There are various types of peritoneal dialysis therapies, including continuous ambulatory peritoneal dialysis (“CAPD”), automated peritoneal dialysis (“APD”), tidal flow dialysate and continuous flow peritoneal dialysis (“CFPD”).
The technique of CAPD to remove impurities from the blood of a patient whose kidneys have failed permits the patient being dialyzed to carry a surgically implanted catheter, which is generally connected (intermittently) to a peritoneal dialysis transfer set. For CAPD treatment, the transfer set, in turn, is connected to a bag of peritoneal dialysis solution, which is emptied through the transfer set into the peritoneal cavity (CAPD infusion phase). For CAPD, the patient is not “tied” to a machine and can be ambulatory while the dialysis across the peritoneal membrane (CAPD dwell phase) occurs. After the dwell phase, the peritoneal dialysis solution is drained (CAPD drain phase) from the peritoneal cavity. This can be done by allowing the solution to flow back into the supply bag; there is preferably no disconnection of the bag during the dwell phase. After the drain phase, the bag with spent peritoneal dialysis solution may be disconnected from the transfer set and discarded.
Automated peritoneal dialysis (“APD”) is similar to CAPD in that the dialysis treatment includes drain, fill, and dwell cycles. APD machines or “cyclers”, however, perform the cycles automatically, typically while the patient sleeps. APD machines free patients from having to manually perform the treatment cycles and from having to transport supplies during the day. APD machines connect fluidly to an implanted catheter, to a source or bag of fresh dialysate and to a fluid drain. APD machines pump fresh dialysate from a dialysate source, through the catheter, into the patient's peritoneal cavity, and allow the dialysate to dwell within the cavity, and allow the transfer of waste, toxins and excess water to take place. The source can be multiple sterile dialysate solution bags.
APD machines pump spent dialysate from the peritoneal cavity, though the catheter, to the drain. As with the manual process, several drain, fill and dwell cycles occur during dialysate. A “last fill” occurs at the end of CAPD and APD, which remains in the peritoneal cavity of the patient until the next treatment.
Both CAPD and APD are batch type systems that send spent dialysis fluid to a drain. Tidal flow systems are modified batch systems. With tidal flow, instead of removing all of the fluid from the patient over a longer period of time, a portion of the fluid is removed and replaced after smaller increments of time.
Continuous flow, or CFPD, systems clean or regenerate spent dialysate instead of discarding it. The systems pump fluid into and out of the patient, through a loop. Dialysate flows into the peritoneal cavity through one catheter lumen and out another catheter lumen. The fluid exiting the patient passes through a reconstitution device that removes waste from the dialysate, e.g., via a urea removal column that employs urease to enzymatically convert urea into ammonia. The ammonia is then removed from the dialysate by adsorption prior to reintroduction of the dialysate into the peritoneal cavity. Additional sensors are employed to monitor the removal of ammonia. CFPD systems are typically more complicated than batch systems.

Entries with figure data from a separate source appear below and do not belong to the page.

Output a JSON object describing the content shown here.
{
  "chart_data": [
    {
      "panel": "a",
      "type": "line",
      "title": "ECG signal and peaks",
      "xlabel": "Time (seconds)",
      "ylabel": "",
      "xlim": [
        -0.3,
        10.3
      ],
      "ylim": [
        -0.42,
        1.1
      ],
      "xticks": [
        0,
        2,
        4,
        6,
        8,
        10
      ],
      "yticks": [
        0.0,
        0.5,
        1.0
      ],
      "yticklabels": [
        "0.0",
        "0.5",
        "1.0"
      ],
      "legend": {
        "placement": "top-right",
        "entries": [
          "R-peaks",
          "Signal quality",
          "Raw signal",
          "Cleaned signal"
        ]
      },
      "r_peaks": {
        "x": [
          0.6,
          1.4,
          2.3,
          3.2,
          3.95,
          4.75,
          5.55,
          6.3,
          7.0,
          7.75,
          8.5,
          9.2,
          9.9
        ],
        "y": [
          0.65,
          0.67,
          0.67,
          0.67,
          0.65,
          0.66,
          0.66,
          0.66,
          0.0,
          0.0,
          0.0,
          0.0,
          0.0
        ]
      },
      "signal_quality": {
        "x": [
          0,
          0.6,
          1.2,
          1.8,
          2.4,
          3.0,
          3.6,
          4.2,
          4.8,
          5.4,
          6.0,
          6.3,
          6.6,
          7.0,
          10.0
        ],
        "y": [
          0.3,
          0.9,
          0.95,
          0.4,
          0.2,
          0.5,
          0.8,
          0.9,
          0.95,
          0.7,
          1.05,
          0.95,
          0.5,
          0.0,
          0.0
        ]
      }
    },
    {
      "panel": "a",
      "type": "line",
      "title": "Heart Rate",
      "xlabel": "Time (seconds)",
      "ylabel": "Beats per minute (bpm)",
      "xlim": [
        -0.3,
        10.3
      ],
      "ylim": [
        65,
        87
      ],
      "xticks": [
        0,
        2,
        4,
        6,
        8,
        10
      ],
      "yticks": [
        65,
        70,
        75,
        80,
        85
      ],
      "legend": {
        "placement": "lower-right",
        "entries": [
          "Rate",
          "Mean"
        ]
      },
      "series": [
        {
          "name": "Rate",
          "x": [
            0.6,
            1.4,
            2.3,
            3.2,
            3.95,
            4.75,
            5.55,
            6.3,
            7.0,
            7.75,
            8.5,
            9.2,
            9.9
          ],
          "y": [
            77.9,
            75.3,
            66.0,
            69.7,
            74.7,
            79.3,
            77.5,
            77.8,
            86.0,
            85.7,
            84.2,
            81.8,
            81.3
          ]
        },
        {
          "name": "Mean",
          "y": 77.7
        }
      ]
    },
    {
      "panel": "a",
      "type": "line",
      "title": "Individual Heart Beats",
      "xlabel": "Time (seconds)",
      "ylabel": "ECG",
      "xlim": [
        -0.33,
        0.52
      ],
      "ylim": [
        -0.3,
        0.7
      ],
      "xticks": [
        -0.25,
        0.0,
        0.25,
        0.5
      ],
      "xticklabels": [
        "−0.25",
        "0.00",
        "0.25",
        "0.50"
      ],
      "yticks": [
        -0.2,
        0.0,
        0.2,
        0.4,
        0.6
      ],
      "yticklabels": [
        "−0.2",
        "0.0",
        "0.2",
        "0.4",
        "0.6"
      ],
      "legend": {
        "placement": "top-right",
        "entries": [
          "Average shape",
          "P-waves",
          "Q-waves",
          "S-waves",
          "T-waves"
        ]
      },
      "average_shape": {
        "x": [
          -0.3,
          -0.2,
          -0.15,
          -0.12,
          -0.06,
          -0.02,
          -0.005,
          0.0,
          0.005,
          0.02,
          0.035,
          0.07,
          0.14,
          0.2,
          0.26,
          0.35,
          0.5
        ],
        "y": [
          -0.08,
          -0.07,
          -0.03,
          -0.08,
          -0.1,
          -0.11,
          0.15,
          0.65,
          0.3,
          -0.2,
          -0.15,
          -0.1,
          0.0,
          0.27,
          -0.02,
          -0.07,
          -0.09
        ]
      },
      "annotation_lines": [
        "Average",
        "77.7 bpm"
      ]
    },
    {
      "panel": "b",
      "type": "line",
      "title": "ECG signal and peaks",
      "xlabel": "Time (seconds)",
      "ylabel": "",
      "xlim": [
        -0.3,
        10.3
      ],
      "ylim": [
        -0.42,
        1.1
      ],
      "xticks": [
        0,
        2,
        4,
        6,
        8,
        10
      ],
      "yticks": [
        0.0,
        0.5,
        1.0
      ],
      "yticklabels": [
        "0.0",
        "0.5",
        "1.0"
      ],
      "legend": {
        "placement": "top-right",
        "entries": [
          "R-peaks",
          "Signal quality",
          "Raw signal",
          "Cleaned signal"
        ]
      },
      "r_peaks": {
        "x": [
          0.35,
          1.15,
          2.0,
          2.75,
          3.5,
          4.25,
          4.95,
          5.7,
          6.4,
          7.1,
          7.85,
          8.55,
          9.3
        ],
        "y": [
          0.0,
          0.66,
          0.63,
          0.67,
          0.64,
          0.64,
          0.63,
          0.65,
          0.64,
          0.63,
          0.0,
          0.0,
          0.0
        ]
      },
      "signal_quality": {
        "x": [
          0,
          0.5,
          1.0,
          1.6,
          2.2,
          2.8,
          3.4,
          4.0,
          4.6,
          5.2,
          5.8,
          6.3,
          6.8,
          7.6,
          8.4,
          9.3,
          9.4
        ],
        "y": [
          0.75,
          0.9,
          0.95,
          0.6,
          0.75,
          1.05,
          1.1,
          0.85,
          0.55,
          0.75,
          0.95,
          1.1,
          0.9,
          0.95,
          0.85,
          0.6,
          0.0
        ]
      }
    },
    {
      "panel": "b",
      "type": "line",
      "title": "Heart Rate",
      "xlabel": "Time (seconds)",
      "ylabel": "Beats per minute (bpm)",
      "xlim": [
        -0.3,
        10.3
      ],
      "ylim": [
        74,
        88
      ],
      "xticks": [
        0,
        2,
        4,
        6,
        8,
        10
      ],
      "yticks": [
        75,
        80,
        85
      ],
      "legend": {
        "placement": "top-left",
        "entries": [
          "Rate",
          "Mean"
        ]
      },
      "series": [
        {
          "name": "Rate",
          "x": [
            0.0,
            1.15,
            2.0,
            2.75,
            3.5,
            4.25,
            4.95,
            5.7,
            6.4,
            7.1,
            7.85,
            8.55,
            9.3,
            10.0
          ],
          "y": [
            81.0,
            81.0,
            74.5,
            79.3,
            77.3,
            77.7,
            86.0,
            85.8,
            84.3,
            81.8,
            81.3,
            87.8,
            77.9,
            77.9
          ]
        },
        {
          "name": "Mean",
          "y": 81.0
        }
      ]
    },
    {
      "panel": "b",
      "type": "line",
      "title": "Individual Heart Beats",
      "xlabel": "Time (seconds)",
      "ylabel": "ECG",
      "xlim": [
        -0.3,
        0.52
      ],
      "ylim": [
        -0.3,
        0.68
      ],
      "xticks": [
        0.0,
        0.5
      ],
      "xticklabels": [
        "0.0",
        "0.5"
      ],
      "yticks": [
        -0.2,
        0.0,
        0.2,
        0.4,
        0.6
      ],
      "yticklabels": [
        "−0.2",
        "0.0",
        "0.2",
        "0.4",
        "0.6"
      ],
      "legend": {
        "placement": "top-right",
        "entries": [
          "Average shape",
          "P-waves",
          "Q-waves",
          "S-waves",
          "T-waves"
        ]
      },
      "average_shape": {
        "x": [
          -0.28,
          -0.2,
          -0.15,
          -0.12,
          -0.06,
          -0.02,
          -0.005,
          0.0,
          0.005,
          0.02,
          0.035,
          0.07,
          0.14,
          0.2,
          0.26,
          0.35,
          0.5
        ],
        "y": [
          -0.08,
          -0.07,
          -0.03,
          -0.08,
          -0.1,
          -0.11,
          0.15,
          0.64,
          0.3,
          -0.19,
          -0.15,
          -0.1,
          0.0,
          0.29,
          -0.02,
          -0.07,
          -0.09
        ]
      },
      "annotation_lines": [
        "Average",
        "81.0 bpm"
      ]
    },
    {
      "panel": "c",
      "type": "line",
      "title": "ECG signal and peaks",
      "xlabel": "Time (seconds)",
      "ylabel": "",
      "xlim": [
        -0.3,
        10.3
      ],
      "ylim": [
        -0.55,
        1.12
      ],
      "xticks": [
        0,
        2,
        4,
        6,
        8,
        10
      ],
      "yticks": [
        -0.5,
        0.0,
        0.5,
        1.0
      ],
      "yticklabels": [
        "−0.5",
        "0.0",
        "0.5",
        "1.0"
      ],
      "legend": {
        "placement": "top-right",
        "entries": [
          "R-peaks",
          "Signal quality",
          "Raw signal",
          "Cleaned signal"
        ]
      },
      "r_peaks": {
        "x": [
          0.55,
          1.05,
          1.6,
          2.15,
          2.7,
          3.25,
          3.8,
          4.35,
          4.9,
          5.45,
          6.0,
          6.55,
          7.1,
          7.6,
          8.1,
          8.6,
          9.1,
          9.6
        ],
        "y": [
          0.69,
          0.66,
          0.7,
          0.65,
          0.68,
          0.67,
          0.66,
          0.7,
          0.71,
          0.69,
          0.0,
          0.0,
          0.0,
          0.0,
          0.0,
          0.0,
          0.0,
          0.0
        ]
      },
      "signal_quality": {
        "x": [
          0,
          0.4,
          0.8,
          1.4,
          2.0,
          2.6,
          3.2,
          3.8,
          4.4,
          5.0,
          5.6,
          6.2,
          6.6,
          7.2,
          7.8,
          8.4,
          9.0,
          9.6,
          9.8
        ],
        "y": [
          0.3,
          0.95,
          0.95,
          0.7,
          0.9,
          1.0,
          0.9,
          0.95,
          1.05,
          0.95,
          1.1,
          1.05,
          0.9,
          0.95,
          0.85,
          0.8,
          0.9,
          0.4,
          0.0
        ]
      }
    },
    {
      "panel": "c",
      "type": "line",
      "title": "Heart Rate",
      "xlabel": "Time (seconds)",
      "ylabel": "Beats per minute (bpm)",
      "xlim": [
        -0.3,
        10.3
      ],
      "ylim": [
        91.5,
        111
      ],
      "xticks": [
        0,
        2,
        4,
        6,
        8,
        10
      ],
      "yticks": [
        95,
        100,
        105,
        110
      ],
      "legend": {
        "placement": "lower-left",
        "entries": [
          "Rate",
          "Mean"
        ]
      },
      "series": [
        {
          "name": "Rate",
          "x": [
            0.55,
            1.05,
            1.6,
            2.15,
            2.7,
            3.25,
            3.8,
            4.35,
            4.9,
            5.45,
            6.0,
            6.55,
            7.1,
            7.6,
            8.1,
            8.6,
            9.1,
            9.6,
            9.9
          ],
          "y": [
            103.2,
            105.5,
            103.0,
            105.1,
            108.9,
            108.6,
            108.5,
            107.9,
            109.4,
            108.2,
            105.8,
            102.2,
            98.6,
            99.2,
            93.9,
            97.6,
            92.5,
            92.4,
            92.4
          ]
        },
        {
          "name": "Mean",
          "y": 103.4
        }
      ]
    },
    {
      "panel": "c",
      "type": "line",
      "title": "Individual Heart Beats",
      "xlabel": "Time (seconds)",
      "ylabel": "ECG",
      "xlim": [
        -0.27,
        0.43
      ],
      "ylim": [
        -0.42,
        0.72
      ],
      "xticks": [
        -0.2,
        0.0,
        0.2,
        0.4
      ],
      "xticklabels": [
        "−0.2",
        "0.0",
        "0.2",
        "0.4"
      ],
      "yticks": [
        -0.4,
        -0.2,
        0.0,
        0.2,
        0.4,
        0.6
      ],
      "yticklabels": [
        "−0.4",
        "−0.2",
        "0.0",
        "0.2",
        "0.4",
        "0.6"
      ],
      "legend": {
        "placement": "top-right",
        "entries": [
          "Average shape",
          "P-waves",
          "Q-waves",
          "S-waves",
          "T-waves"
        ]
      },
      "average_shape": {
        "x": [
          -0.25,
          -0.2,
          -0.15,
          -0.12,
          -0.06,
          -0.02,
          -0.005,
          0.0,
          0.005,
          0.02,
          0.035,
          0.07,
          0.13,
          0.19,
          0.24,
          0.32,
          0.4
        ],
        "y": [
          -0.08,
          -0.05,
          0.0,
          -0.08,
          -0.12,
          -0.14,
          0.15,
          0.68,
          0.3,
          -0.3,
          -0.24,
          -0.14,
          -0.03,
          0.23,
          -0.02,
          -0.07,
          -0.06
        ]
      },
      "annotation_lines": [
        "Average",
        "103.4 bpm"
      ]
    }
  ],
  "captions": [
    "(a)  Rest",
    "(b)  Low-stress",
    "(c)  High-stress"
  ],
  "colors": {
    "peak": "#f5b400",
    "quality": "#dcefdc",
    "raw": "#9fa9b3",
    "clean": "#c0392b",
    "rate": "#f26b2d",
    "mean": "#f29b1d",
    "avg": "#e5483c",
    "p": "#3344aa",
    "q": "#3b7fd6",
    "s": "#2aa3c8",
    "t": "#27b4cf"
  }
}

All of the above systems require the patient to connect the patient's indwelling catheter to a PD supply apparatus via a transfer set. The patient connection must be kept sterile or the patient can suffer from a condition called peritonitis. The patient connection should also be easy for the patient to make and unmake because the patient is usually performing these tasks at home and/or alone. Accordingly, a need exists for improved peritoneal dialysis patient connection systems.